One of the most important services that your personal injury attorney may provide is access to medical care providers that will bill on a contingency basis.
What this means is that the attorney arranges with the doctor for your medical care costs to be delayed until a settlement is reached with the insurer over the accident. Once that settlement is reached, the law firm reimburses the medical care providers for their services out of the settlement check.
Your attorney will make sure that your medical costs are all included as part of any settlement offer so that you do not suffer additional financial harm by having to pay for medical costs out of settlement monies designated for your losses and future care.
Many people believe that the responsible party is sent the medical bills throughout the compensation process and that they willingly pay these bills.
It is simply not a fact that the responsible party for the accident must cover your medical costs after the accident.
The truth is, you can sue for compensation for these medical costs, which is part of what every accident attorney includes in their request for compensation - but the other party is not obligated to pay these bills along the way.

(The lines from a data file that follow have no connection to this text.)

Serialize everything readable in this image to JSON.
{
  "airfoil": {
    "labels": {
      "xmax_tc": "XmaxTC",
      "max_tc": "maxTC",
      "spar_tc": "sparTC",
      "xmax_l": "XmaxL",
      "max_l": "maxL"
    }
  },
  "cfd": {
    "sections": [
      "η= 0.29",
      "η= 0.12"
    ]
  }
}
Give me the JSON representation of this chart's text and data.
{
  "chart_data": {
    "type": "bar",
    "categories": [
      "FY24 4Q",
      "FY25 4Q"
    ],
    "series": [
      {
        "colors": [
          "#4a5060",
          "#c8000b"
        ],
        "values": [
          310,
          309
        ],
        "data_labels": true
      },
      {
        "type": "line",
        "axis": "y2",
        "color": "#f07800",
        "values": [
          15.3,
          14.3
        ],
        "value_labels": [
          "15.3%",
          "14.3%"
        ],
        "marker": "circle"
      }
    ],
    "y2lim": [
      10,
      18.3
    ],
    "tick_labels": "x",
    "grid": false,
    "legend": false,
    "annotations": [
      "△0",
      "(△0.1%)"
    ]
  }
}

Once a settlement is reached with their insurer, the bills will be covered in the settlement.
Until then, these bills simply add up for the injured party.
If your attorney cannot make arrangements with a doctor or medical facility on your behalf, you will be required to pay for your medical care.
Obtaining a personal loan or looking into lawsuit funding may be an option for you. However, you will need to look at these options very closely so you understand just how these financial products work and how much they will cost to repay.
Litigation funding is a type of loan that provides a loan against the compensation you will receive when your accident or injury case is finalized.
These types of loans can be processed very quickly and do not require credit checks or any type of credit ratings. However, these loans can be costly to repay if you are not careful.
It is essential that anyone using one of these services check with different services and select the one with the best repayment rates.
The first thing that you should consider is that if you do not pay your medical costs, the care provider may refuse additional treatments. This could have a long term effect on your health and the quality of your life.
The second thing that you will need to consider is that medical facilities turn their debts over to collection agencies very quickly and the harassing phone calls will begin.
You will also have to worry about how these unpaid bills will impact your credit rating. Impacting your credit score could cause additional problems for you in the future.
If you have bills coming in that you cannot pay, speak to your attorney.
Many times your attorney can contact the medical center and make arrangements on your behalf so that paying the bills can be delayed until your settlement is finalized.
This will help prevent the bills from going into collection and ruining your credit standing.
Let's say you have neither insurance nor the help of an attorney.
Many people consider bankruptcy, as it can wipe out the debt obligation to the medical provider.
However, bankruptcy carries with it so many potential complications for your future that you would do well to consider talking to the hospital or health care provider first.
Sometimes the hospital or provider will be open to negotiating a smaller bill, a discount on overall charges amount (for a down payment or simply outright), or a gradual payment plan, even if it's a small amount per month. Speak to the billing office at the medical institution.
When you are facing all of the medical costs associated with your accident it's easy to feel overwhelmed.
Understanding how these bills are paid and where you can access medical care without causing a financial crisis to yourself and your family will alleviate some of this stress.